China: PMI's disappoint - Westpac

Elliot Clarke, Research Analyst at Westpac, suggests that each year, January and February is a problematic period for Chinese data due to the variable timing of the lunar new year holidays which last for a week and in 2018, this work disruption occurred in the middle of February, weighing on activity in the month.

Key Quotes

“For the manufacturing sector, the NBS made clear that they believe the 1ppt decline in the headline PMI in February is at least partly attributable to the lunar holidays. However, if we average January/ February and contrast it to December, we still see a decline of 0.8ppts.”

“The decline in the production series was more substantial, down 2.8ppts since January and 1.9ppts lower than December (if averaged with January).”

“New orders also fell back in the month (–1.6ppts) and are similarly 1.6ppts lower than the December level (if averaged with January).”

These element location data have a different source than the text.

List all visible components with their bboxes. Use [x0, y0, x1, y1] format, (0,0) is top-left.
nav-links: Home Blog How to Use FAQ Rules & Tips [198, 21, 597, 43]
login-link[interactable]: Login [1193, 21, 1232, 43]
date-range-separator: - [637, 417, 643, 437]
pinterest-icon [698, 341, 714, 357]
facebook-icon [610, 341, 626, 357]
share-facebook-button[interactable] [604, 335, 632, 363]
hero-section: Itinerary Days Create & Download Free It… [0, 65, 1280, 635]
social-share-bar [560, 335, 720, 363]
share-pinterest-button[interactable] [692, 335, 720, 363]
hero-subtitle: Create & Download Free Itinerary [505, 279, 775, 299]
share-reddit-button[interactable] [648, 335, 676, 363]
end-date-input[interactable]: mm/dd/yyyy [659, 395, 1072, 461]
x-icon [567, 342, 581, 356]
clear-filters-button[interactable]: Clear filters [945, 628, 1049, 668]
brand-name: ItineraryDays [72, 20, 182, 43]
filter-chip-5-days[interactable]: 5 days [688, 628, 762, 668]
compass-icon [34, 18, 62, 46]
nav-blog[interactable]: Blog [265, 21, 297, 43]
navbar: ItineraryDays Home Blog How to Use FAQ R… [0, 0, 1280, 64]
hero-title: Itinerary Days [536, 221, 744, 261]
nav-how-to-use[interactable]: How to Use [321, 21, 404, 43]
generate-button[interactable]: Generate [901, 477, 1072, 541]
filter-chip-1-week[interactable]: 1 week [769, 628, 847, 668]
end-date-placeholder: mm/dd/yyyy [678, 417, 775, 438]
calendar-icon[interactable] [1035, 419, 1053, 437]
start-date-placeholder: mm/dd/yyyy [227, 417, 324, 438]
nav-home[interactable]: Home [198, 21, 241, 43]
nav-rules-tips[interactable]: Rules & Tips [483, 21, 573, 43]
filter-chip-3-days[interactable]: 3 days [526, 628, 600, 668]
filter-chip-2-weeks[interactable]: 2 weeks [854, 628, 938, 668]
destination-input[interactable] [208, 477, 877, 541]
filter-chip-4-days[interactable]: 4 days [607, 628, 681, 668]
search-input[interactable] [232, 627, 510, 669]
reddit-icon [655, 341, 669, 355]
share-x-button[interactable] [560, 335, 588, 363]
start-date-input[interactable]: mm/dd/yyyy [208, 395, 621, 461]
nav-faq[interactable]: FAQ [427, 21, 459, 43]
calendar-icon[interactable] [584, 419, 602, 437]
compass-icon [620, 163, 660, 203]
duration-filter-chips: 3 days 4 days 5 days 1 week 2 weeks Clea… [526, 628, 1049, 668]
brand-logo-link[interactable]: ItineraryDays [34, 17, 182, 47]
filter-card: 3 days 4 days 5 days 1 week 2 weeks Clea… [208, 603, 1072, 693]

“One area where there has been little change is employment. The February level is only 0.4ppts lower than December. Employment growth has been lagging activity for some time. The above pull back in activity points to this continuing.”

“It is possible that some in the services sector received a windfall from the lunar holidays, with more consumers out and about. That said, many business-oriented firms would have had a weaker month.”

“Unsurprisingly, the headline services PMI was broadly unchanged in January/ February versus December.”

“New business was however 0.8ppts lower on average in January/ February. This looks to have been driven by a material reduction in external demand, the export sub-component down 3.5ppts in January/ February.”

“This outcome is consistent with the manufacturing detail, where export orders were reportedly down 2.6ppts in January/ February versus December.”

“Employment in this part of the economy is also little changed since December. As for manufacturing, the services survey indicates that the rate of job creation continues to lag activity.”